Harness Our Natural Resource Advantage: As Beata Caranci of TD Bank Group pointed out, Canada and Greenland have key things in common: they are large northern land masses, they have sparse population density, and they are rich in critical minerals. We can now add to that list an interest in acquisition from President-Elect Trump. This has as much to do with geopolitics as it does with economics. The United States is currently dependent on China for rare earth minerals that are a key component of advanced manufacturing. Critical minerals are a competitive advantage for Canada, and a resource that the United States and the world want.
The same can be said for energy. Thanks to the Trans Mountain pipeline, Canada is now exporting heavy oil down to the Gulf Coast for refining. Combine that with cheap natural gas and electricity, and Canada has an advantage in energy, one that we should be using to attract investment, boost our manufacturing capacity here at home, and export around the world. And boosting manufacturing is a crucial economic opportunity given that manufacturing output is down 30 per cent in Canada since NAFTA was ratified.
But to harness these competitive advantages, Canada will need to re-examine its policy and regulatory landscape, and ensure it is fit for purpose.
Regulatory Reform: The panelists opined that Canada’s environmental regulations – which are growing in number, overlapping, complex, and uncertain – may be acting as a deterrent to investment. While some of these policies are intended to help reduce greenhouse gas emissions, they may be discouraging important projects, including critical mineral and energy infrastructure projects, from getting off the ground. The panelists argued that it may be time to revisit Canada’s suite of environmental policies to see if they are the right mix for this moment in light of global developments including the incoming Trump administration.
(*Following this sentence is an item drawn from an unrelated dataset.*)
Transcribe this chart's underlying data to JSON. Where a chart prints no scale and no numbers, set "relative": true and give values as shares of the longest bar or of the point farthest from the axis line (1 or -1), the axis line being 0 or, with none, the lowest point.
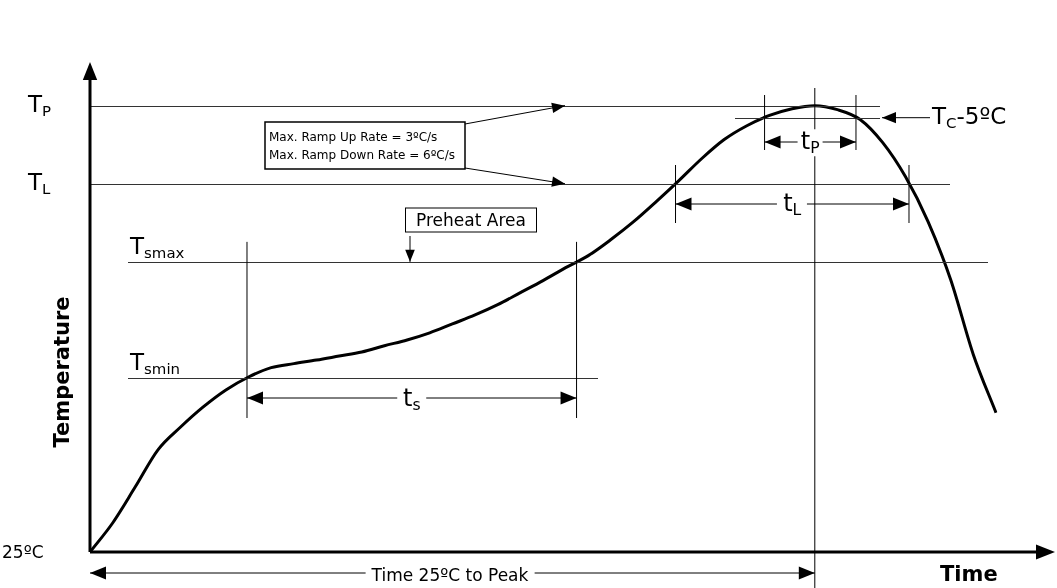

Start From Scratch on our Tax Code: The changes to the capital gains inclusion rates, introduced in the 2024 Federal Budget, were called out as an example of a policy that discourages investment and entrepreneurship, including in the innovation economy and the construction sector, where Canada needs to do far more to boost its supply to improve housing affordability. In a larger context, Canada’s tax code is “a mess of credits and subsidies,” according to Beata. Our combined federal and provincial corporate and personal tax rates must be competitive with the United States if we are going to attract investment and prevent the loss of entrepreneurial talent to the US.
The panelists agreed that there have been enough studies and reports looking at the issue of tax competitiveness. Major tax reform needs to be on the top of the priority list in Ottawa and delivered in short order.
What’s In Store for 2025
Doug Porter of BMO pointed out that, with further interest rate cuts coming from the Bank of Canada in the year ahead, there was a scenario where the panel could be talking about potential economic growth in 2025 if it weren’t for the U.S. threat of tariffs. The economists all acknowledged that that Bank of Canada is not done, and there will be more interest rate cuts coming in the next year, with Frances Donald of RBC taking the position that the Bank’s overnight rate lands somewhere between 2 and 2.25%.
But that prediction is dependent on many unknowns. How the situation in Ottawa will play out over the coming months, and whether President-Trump follows through on his threats towards Canada, is still uncertain.
What is certain is that the next year represent a significant challenge to Canada and that we can no longer afford to wait to build a stronger, more resilient economy. The time for action is now.